Abstract

ABSTRACT Purpose Communities of underserved and vulnerable populations (UVP) are particularly at risk for the negative health consequences related to inadequate physical activity. UVP include individuals from the following groups: racial and ethnic minorities, individuals with disability, those from rural and inner-city areas, elderly and pediatric populations, undocumented immigrants and political refugees, the uninsured/underinsured, those with low income, individuals with chronic medical conditions, non-English-speaking populations, and those with limited health literacy.

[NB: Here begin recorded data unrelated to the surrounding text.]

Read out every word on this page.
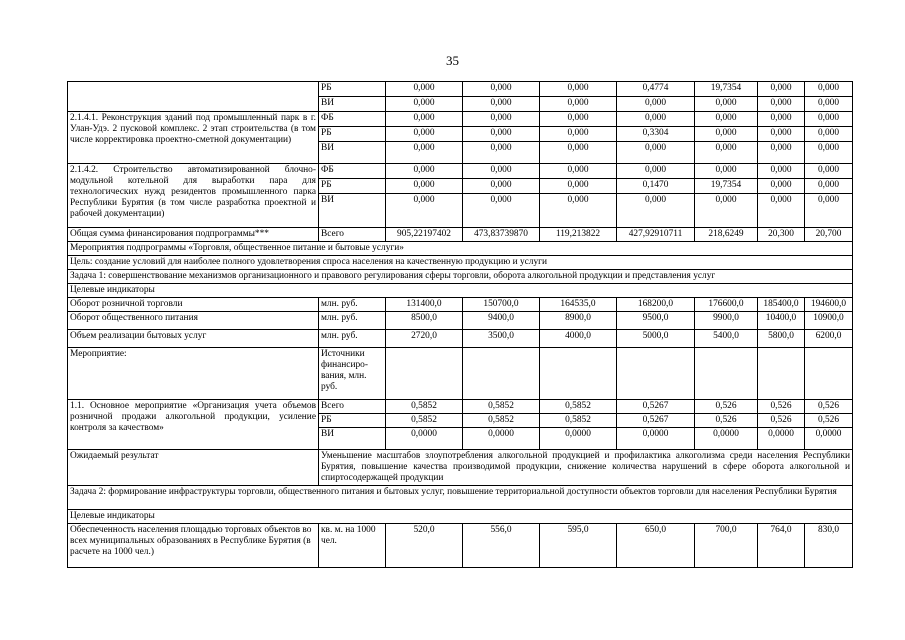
35
	РБ	0,000	0,000	0,000	0,4774	19,7354	0,000	0,000
	ВИ	0,000	0,000	0,000	0,000	0,000	0,000	0,000
2.1.4.1. Реконструкция зданий под промышленный парк в г. Улан-Удэ. 2 пусковой комплекс. 2 этап строительства (в том числе корректировка проектно-сметной документации)	ФБ	0,000	0,000	0,000	0,000	0,000	0,000	0,000
	РБ	0,000	0,000	0,000	0,3304	0,000	0,000	0,000
	ВИ	0,000	0,000	0,000	0,000	0,000	0,000	0,000
2.1.4.2. Строительство автоматизированной блочно-модульной котельной для выработки пара для технологических нужд резидентов промышленного парка Республики Бурятия (в том числе разработка проектной и рабочей документации)	ФБ	0,000	0,000	0,000	0,000	0,000	0,000	0,000
	РБ	0,000	0,000	0,000	0,1470	19,7354	0,000	0,000
	ВИ	0,000	0,000	0,000	0,000	0,000	0,000	0,000
Общая сумма финансирования подпрограммы***	Всего	905,22197402	473,83739870	119,213822	427,92910711	218,6249	20,300	20,700
Мероприятия подпрограммы «Торговля, общественное питание и бытовые услуги»								
Цель: создание условий для наиболее полного удовлетворения спроса населения на качественную продукцию и услуги								
Задача 1: совершенствование механизмов организационного и правового регулирования сферы торговли, оборота алкогольной продукции и представления услуг								
Целевые индикаторы								
Оборот розничной торговли	млн. руб.	131400,0	150700,0	164535,0	168200,0	176600,0	185400,0	194600,0
Оборот общественного питания	млн. руб.	8500,0	9400,0	8900,0	9500,0	9900,0	10400,0	10900,0
Объем реализации бытовых услуг	млн. руб.	2720,0	3500,0	4000,0	5000,0	5400,0	5800,0	6200,0
Мероприятие:	Источники финансиро-вания, млн. руб.							
1.1. Основное мероприятие «Организация учета объемов розничной продажи алкогольной продукции, усиление контроля за качеством»	Всего	0,5852	0,5852	0,5852	0,5267	0,526	0,526	0,526
	РБ	0,5852	0,5852	0,5852	0,5267	0,526	0,526	0,526
	ВИ	0,0000	0,0000	0,0000	0,0000	0,0000	0,0000	0,0000
Ожидаемый результат	Уменьшение масштабов злоупотребления алкогольной продукцией и профилактика алкоголизма среди населения Республики Бурятия, повышение качества производимой продукции, снижение количества нарушений в сфере оборота алкогольной и спиртосодержащей продукции							
Задача 2: формирование инфраструктуры торговли, общественного питания и бытовых услуг, повышение территориальной доступности объектов торговли для населения Республики Бурятия								
Целевые индикаторы								
Обеспеченность населения площадью торговых объектов во всех муниципальных образованиях в Республике Бурятия (в расчете на 1000 чел.)	кв. м. на 1000 чел.	520,0	556,0	595,0	650,0	700,0	764,0	830,0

Exercise Is Medicine (EIM®), launched in 2007 by the American College of Sports Medicine (ACSM) and the American Medical Association®, is a population health initiative aimed at assessing and promoting physical activity among all populations in the United States. The rationale for this commentary is to describe challenges in implementing EIM® in UVP, discuss potential solutions to these challenges, and share lessons learned from a decade of work in this area to maximize the impact of EIM® in UVP and thereby increase physical activity levels in UVP. Methods The ACSM Underserved and Community Health Committee developed a series of symposia presented at the ACSM Annual Meetings in 2012, 2014, 2016, and 2018 to address EIM® in UVP in terms of barriers, opportunities, health policy, dissemination, and implementation. These symposia included both committee members and other national experts in relevant fields of health disparities, health policy, implementation science, and health care delivery. Symposia highlights and relevant updates were collated by a writing group of committee members for this commentary and organized by applying the Socioecological Model (i.e., individual, relationship, community, societal levels). Results Recommendations regarding best practices for EIM® dissemination and implementation among UVP are presented for healthcare providers, exercise professionals, and patients. Key findings include the importance of tailoring EIM® interventions to improve service to UVP and increase their access to EIM® resources. Conclusion For EIM® to achieve its aim of moving the needle on population health by increasing activity, it will need continued focus on EIM® implementation among UVP communities with the highest rates of chronic disease and the lowest rates of physical activity.